Polling interval — One second is a reasonable default. For systems that need lower latency, you can drop to 100–200ms, but watch your database load. Some teams combine polling with LISTEN/NOTIFY for near-instant delivery without hammering the database.
At-least-once delivery — If the relay crashes after publishing to Kafka but before marking events as published, those events will be re-published on the next poll. Your consumers need to be idempotent. This is standard for event-driven systems and usually handled with deduplication keys or idempotency checks on the consumer side.
CDC Alternative: Debezium
If polling doesn’t fit your latency requirements, there’s an alternative approach: use Change Data Capture (CDC).
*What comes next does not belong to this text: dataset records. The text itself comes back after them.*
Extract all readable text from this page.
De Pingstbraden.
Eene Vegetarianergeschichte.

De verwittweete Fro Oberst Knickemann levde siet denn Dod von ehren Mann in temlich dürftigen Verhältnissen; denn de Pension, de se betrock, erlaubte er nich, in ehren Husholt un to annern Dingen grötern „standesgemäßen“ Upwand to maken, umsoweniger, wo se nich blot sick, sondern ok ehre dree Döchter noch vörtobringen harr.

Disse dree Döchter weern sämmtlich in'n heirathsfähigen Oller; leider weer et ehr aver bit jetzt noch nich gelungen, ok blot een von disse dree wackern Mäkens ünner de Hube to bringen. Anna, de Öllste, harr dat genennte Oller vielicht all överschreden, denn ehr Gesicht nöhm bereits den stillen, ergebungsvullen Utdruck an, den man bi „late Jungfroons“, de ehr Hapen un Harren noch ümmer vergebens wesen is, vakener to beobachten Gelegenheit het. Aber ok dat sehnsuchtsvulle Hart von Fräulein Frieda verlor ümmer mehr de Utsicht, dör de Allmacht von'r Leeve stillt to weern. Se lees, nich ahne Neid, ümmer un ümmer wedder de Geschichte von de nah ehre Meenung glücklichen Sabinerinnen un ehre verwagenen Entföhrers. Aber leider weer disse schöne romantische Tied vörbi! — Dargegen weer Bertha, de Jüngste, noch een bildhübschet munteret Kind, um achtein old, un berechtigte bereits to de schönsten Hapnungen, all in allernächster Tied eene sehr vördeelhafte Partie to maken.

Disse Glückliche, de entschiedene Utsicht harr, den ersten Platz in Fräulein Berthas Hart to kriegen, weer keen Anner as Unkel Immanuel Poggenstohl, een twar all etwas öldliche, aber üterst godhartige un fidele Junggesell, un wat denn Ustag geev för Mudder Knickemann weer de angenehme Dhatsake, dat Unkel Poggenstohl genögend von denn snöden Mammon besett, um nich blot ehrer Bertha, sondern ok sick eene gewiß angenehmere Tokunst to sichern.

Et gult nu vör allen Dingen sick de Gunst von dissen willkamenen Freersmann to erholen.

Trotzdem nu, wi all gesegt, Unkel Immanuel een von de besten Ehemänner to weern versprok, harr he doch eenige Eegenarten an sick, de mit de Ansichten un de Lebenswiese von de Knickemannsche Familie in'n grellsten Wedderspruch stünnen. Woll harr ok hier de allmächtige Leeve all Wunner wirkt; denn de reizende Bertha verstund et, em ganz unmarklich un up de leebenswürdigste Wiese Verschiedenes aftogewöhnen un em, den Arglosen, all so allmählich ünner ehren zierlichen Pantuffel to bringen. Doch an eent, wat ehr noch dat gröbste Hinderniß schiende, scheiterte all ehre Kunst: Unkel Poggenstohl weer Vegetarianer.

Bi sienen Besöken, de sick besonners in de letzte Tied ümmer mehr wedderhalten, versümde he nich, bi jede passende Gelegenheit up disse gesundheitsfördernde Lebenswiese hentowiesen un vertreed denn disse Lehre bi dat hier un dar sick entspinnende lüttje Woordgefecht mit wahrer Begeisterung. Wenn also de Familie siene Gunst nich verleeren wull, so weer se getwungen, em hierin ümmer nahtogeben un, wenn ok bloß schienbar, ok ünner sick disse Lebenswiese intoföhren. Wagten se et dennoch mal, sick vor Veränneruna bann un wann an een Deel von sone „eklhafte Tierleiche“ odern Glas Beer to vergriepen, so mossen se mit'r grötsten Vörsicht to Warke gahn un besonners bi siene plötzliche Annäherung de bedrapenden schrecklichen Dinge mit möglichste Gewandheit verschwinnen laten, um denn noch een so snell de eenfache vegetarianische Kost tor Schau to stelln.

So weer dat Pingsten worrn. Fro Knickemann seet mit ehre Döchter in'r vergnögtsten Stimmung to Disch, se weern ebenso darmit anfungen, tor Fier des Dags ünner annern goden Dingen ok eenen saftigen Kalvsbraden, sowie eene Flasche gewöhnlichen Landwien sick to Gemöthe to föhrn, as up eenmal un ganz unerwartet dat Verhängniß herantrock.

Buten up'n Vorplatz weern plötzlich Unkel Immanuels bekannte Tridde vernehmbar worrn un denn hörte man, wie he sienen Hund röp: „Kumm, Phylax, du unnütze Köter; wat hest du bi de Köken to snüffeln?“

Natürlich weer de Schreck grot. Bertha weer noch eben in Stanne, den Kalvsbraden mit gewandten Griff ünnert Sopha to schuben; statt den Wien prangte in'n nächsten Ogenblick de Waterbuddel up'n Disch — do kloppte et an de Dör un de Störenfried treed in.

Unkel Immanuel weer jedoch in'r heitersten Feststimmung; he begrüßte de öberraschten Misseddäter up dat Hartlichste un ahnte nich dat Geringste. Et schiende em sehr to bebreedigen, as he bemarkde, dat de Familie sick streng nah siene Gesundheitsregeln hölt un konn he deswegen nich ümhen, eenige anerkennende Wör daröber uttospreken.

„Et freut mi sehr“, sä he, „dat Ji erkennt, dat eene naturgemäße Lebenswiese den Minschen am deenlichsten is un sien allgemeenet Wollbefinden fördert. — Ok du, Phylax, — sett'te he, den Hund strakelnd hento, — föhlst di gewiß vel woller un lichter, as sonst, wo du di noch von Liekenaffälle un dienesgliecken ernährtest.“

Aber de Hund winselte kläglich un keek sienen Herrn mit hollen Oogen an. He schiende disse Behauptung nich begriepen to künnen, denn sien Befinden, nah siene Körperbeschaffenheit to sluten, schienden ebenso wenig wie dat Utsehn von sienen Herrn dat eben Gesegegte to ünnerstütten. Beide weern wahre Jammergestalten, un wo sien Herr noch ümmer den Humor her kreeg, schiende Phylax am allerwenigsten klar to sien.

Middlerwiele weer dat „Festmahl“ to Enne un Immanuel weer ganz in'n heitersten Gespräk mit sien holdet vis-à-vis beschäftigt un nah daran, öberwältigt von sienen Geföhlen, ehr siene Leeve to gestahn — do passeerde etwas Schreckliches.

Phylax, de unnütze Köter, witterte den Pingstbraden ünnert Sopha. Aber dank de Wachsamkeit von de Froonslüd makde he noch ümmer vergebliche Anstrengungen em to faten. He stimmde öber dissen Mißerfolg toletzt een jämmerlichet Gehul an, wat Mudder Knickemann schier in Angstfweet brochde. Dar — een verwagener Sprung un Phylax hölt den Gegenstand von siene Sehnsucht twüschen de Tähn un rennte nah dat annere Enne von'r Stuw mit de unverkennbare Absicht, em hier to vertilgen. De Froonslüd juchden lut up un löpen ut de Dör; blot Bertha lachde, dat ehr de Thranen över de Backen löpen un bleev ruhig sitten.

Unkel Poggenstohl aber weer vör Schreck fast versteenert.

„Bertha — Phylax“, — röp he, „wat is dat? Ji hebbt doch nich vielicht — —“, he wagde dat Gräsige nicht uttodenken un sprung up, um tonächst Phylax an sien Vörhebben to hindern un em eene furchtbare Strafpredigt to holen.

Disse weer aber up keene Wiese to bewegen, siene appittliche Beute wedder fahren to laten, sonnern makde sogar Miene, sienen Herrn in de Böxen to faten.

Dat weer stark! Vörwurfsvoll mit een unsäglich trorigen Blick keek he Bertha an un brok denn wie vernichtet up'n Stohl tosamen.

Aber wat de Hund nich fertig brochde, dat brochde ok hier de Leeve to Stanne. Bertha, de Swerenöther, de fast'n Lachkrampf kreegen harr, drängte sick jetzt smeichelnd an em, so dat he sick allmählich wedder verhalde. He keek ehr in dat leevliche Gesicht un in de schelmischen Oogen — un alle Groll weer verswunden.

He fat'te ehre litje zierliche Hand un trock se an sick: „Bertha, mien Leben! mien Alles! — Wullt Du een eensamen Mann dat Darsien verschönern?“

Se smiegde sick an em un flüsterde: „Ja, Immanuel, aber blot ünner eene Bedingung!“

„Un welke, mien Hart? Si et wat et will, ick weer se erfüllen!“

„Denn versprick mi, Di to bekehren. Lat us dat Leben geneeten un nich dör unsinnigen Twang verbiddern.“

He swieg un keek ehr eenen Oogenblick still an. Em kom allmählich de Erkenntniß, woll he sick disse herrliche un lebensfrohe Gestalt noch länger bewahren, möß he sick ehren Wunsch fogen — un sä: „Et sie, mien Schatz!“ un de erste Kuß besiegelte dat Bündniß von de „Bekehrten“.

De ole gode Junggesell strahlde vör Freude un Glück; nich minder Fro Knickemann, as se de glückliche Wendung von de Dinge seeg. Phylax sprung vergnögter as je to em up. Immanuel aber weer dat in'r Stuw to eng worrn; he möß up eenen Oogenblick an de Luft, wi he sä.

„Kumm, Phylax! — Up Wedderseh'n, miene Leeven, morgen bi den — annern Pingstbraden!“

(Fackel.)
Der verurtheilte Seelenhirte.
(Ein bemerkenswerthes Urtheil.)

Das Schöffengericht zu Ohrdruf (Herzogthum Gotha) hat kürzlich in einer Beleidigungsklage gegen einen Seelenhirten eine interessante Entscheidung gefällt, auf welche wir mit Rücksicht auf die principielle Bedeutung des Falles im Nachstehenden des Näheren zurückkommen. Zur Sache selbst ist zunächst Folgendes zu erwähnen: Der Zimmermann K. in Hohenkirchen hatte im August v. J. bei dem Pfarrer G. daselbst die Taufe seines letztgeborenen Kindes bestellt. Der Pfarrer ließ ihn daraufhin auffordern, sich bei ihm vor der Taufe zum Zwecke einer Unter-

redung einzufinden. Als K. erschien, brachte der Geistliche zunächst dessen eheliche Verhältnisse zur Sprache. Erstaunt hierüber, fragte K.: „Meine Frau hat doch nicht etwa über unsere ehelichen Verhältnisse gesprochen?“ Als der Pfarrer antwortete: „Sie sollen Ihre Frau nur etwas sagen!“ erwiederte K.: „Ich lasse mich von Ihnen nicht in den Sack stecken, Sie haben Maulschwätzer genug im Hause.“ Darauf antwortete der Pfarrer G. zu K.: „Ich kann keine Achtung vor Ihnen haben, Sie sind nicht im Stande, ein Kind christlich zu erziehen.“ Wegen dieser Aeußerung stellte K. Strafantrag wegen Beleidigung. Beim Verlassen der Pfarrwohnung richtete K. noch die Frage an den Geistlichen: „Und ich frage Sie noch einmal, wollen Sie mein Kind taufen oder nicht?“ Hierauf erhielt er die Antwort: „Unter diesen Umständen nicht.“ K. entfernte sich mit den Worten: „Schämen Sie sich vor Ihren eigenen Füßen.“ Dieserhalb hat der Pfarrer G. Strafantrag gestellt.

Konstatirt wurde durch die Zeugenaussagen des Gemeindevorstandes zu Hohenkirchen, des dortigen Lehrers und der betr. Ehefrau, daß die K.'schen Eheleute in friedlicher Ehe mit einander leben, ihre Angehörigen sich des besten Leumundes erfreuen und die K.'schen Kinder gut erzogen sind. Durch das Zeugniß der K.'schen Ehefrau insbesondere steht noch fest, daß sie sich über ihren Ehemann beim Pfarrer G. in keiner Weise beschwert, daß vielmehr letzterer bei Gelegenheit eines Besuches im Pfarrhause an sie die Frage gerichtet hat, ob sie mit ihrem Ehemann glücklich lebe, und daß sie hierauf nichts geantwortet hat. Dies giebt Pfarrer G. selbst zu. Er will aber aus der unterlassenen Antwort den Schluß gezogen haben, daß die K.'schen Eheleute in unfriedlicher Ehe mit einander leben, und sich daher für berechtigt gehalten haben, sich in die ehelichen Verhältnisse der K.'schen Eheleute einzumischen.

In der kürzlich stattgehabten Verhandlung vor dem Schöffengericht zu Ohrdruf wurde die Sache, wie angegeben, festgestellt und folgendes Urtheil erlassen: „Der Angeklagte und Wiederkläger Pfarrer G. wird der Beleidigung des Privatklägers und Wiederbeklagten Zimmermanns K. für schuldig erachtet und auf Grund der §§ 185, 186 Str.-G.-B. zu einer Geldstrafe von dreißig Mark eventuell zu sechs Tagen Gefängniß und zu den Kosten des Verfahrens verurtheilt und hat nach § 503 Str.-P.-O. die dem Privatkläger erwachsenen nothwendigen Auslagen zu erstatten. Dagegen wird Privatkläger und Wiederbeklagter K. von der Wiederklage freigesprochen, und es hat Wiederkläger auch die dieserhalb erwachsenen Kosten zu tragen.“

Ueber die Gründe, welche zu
Debezium connects to your database’s write-ahead log (PostgreSQL WAL, MySQL binlog) and streams row-level changes directly to Kafka. When a new row appears in the outbox table, Debezium captures it and publishes it as a Kafka message — no polling needed.
The tradeoff is operational complexity. Debezium requires running Kafka Connect, managing connector configurations, and monitoring lag. For most teams starting out, the polling approach is simpler to implement and debug. Move to CDC when you have a concrete latency requirement that polling can’t meet.
Cleaning Up Old Events
The outbox table grows indefinitely if you don’t clean it up. A simple retention policy works well:
-- Delete successfully published events older than 7 days
DELETE FROM outbox_events
WHERE published_at IS NOT NULL
AND published_at < now() - interval '7 days';
Run this as a daily cron job or a scheduled task within your application. Keep enough history for debugging (7 days is typical) but don’t let the table grow to millions of rows.
When to Use the Outbox Pattern
The outbox pattern shines in these scenarios:
Event-driven microservices — Any time a service needs to update its own state and notify other services atomically. This covers most order, payment, and inventory systems.
Audit trails — The outbox table doubles as an event log. You can replay events, debug issues, and reconstruct state from the stored payloads.
Event sourcing — The outbox is essentially a lightweight form of event sourcing. If you’re already writing events to a table, you’re halfway there.
The pattern does add some complexity — you need the relay process, the outbox table, and idempotent consumers. But compared to the alternative (distributed transactions, manual compensation logic, or living with data inconsistency), it’s a straightforward trade-off that pays off quickly.
Wrapping Up
The dual-write problem is one of those issues that’s easy to overlook until it causes a production incident at 3 AM. The outbox pattern eliminates it by turning two distributed writes into a single local transaction plus an asynchronous relay. It’s battle-tested, relatively simple to implement, and works with any combination of database and message broker.
If you’re building event-driven microservices and you’re not using an outbox (or CDC), you almost certainly have a latent consistency bug waiting to surface. Add the outbox table, wire up the relay, and sleep better at night.